Strauss riteneva che la democrazia liberale fosse il meglio che potessimo avere, e aveva ragione. Il suo allievo Allan Bloom si riteneva un democratico del New Deal. Non c’è nessun legame tra le idee di Strauss e quelle di persone come Bush, Cheney e Rumsfeld. L’idea che i pensieri di Strauss in qualche modo motivino le azioni dell’amministrazione Bush è ridicola. Quest’amministrazione è motivata solo dalla speranza di essere rieletta e dal desiderio di compiacere i ricchi che contribuiscono alla campagna repubblicana, riducendo loro le tasse. Strauss sarebbe rimasto sgomento davanti alle persone che attualmente governano gli Stati Uniti d’America.

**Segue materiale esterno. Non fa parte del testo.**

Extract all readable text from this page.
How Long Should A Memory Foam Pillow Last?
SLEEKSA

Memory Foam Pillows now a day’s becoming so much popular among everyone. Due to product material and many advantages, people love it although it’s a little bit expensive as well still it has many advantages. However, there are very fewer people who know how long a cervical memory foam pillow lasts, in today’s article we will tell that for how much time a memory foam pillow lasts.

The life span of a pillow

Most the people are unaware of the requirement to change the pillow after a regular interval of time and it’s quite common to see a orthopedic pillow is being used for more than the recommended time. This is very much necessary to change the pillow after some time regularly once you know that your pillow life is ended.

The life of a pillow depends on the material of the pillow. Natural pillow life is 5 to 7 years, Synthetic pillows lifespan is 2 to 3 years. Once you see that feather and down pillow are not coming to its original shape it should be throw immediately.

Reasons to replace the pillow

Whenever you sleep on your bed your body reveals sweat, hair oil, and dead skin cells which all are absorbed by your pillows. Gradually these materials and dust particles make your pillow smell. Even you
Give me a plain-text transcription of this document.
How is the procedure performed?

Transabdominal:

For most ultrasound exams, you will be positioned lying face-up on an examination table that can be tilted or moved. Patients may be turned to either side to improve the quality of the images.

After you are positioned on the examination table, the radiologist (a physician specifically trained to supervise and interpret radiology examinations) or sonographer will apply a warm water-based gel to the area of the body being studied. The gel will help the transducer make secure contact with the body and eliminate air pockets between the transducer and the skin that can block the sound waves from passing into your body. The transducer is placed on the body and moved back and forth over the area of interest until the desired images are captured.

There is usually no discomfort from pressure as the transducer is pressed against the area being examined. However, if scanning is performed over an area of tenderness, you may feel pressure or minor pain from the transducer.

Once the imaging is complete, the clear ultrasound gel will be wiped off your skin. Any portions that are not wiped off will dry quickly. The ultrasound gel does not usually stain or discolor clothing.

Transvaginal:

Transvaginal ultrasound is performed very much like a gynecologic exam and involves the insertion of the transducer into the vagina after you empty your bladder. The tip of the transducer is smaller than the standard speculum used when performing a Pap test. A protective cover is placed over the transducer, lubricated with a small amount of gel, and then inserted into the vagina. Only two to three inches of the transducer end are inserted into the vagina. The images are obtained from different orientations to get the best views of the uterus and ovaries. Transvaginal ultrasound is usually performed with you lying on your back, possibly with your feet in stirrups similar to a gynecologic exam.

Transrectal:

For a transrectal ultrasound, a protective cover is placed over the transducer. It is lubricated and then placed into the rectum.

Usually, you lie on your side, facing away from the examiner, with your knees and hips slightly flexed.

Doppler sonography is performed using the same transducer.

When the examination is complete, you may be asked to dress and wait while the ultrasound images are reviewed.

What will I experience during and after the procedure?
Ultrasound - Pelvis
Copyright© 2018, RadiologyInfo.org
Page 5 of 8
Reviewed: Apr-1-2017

In conclusione, una domanda sul suo recente viaggio in Cina. Che cosa ha fatto lì? Cosa ha imparato da quell’esperienza? La sua visione della crisi internazionale è stata influenzata dagli incontri avuti?

Ho tenuto discorsi in circa dieci università cinesi e in altri istituti di alta formazione (l’Accademia Cinese delle Scienze Sociali, la Scuola del Partito Centrale etc.) In alcuni di questi discorsi, ho esortato gli intellettuali cinesi a pensare al fatto che il loro paese sostituirà, a un certo momento dell’attuale secolo, gli Stati Uniti come potere economico e militare dominante nel mondo. Ho suggerito loro di guardare avanti, verso quel momento, e realizzare che la Cina, per la propria salvezza, dovrebbe iniziare a pensare già da adesso alla necessità di un rafforzamento delle Nazioni Unite e ad un nuovo sistema di cooperazione tra i governi per mantenere la pace e prevenire gli attacchi terroristici (che rappresentano un pericolo tanto per la Cina quanto per gli Stati Uniti e l’Unione Europea). La reazione del mio pubblico è stata su per giù questa: «Non chiederci di guardare così lontano, i problemi domestici che la Cina sta affrontando adesso – in particolare la disparità tra le aree rurali e quelle urbane – sono tutto ciò che possiamo attualmente gestire».